First, setting clear responsibilities is paramount. Within cross-functional teams, roles and responsibilities should be meticulously defined. Clear responsibilities within teams eliminate ambiguity and make sure every team member understands their specific tasks and contributions, ultimately fostering a sense of accountability throughout the organization.

Second; a focus on customer-centricity. Instead of relying on internal assumptions, organizations should prioritize features and enhancements based on thorough understanding and continuous feedback from their customers. By aligning development efforts with customer needs, companies can create products that resonate in the market and drive customer satisfaction.

Setting clear responsibilities is of absolute importance for a product mindset in software development

Third, encouraging teams to see the bigger picture is one of the best ways to implement a new mindset. Teams should not be confined to their tasks but should grasp how their work fits into the broader context of the product’s success. This holistic perspective promotes collaboration and aligns team efforts with the overall product strategy.

Fourth, invest in organizational change. Swapping to a product-focused approach often demands a cultural shift within the organization. Allocating resources and time to facilitate this transformation is essential. Organizations should invest in training programs and culture-building activities to build a new mindset that permeates the entire workforce.

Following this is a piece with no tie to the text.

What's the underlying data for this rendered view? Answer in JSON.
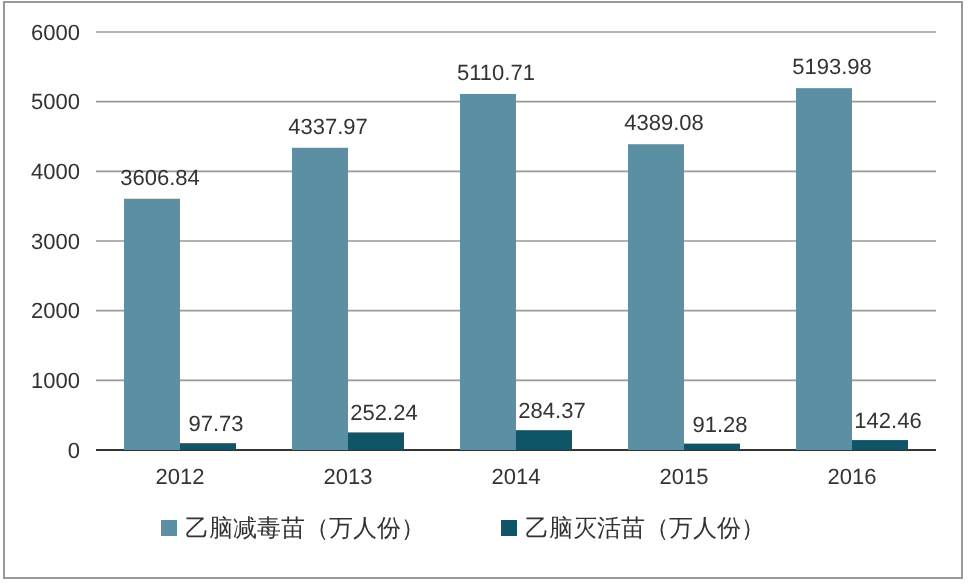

Encouraging teams to see the bigger picture is one of the best ways to implement a new mindset.

Fifth, building the right thing for today. Rather than overburdening themselves with extensive long-term planning, organizations should concentrate on delivering features and improvements that address current market demands and alleviate customer pain points. This pragmatic approach will keep the product agile and responsive to changing market conditions.

Lastly, superficial fixes may provide temporary relief, but to create the long-term success of the product, organizations must be willing to confront and resolve fundamental challenges and issues that could hinder the product’s growth and sustainability.